Together, NBCA and the Rowan Foundation also are planning the implementation of a research initiative intended to improve understanding about the relationship between massive pulmonary embolism and estrogen-based birth control pills.
"NBCA is honored to work with the Rowan Foundation on this important project, and we're so appreciative of the generous contribution they are making to fund this five-year women's health initiative," Dr. Wassenaar says. "We look forward to working closely with them to build awareness nationwide, and to put in place a research effort that will shed light on the deadly link between blood clots and certain birth control methods that contain estrogen."

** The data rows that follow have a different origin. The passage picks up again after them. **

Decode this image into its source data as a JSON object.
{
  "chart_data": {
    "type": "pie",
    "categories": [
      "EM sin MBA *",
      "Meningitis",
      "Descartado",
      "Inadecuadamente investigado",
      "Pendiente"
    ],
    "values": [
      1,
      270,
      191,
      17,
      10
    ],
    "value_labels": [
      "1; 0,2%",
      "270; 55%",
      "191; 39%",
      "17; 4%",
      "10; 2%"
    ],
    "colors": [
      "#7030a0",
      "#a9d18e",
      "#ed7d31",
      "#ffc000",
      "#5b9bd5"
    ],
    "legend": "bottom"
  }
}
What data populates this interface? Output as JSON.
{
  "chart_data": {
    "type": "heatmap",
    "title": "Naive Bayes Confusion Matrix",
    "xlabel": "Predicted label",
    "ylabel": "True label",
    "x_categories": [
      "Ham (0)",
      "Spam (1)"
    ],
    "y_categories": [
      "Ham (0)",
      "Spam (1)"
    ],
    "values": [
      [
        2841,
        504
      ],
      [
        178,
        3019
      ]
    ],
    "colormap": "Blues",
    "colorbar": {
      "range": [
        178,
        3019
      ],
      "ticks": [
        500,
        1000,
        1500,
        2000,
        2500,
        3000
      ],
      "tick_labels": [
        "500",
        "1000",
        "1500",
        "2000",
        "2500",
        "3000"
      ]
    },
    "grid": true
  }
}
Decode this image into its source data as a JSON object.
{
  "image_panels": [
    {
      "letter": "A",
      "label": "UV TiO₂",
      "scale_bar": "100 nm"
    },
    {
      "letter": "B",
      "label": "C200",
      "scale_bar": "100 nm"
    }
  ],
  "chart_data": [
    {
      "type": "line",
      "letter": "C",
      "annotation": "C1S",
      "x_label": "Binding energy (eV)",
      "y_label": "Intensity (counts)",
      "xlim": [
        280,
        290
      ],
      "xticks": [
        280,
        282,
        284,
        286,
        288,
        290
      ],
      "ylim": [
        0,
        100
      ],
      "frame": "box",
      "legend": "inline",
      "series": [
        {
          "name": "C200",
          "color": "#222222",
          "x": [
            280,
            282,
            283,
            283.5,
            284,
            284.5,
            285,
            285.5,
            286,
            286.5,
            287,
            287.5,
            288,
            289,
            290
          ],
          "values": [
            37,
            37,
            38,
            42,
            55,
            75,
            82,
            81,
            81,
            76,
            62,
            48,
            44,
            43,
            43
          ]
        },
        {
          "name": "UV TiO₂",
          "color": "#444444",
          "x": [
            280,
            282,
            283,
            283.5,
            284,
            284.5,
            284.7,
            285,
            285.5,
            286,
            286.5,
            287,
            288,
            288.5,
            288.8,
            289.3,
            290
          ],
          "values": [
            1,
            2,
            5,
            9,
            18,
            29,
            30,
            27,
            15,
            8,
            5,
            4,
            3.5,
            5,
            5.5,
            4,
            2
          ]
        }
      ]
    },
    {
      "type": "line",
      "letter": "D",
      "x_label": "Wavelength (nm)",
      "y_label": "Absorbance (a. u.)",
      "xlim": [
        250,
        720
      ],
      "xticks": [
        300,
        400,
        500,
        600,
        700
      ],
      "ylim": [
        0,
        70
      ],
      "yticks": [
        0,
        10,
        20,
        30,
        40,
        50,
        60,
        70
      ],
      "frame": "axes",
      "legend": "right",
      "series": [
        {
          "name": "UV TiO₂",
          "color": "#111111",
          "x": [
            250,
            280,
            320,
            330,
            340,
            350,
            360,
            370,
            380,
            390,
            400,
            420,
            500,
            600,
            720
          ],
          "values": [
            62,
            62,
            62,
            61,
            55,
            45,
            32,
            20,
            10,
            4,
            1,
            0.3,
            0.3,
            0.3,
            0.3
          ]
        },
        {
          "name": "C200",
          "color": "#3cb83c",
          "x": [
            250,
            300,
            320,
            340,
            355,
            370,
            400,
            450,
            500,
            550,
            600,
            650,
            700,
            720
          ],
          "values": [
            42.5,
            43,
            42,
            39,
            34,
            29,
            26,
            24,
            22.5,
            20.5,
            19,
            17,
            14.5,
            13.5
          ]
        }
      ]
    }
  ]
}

NBCA is a non-profit, voluntary health organization dedicated to advancing the prevention, early diagnosis, and successful treatment of life-threatening blood clots, such as deep vein thrombosis, pulmonary embolism, and clot-provoked stroke. NBCA accomplishes its mission through programs that build public awareness, educate patients and healthcare professionals, and promote supportive public and private sector policy.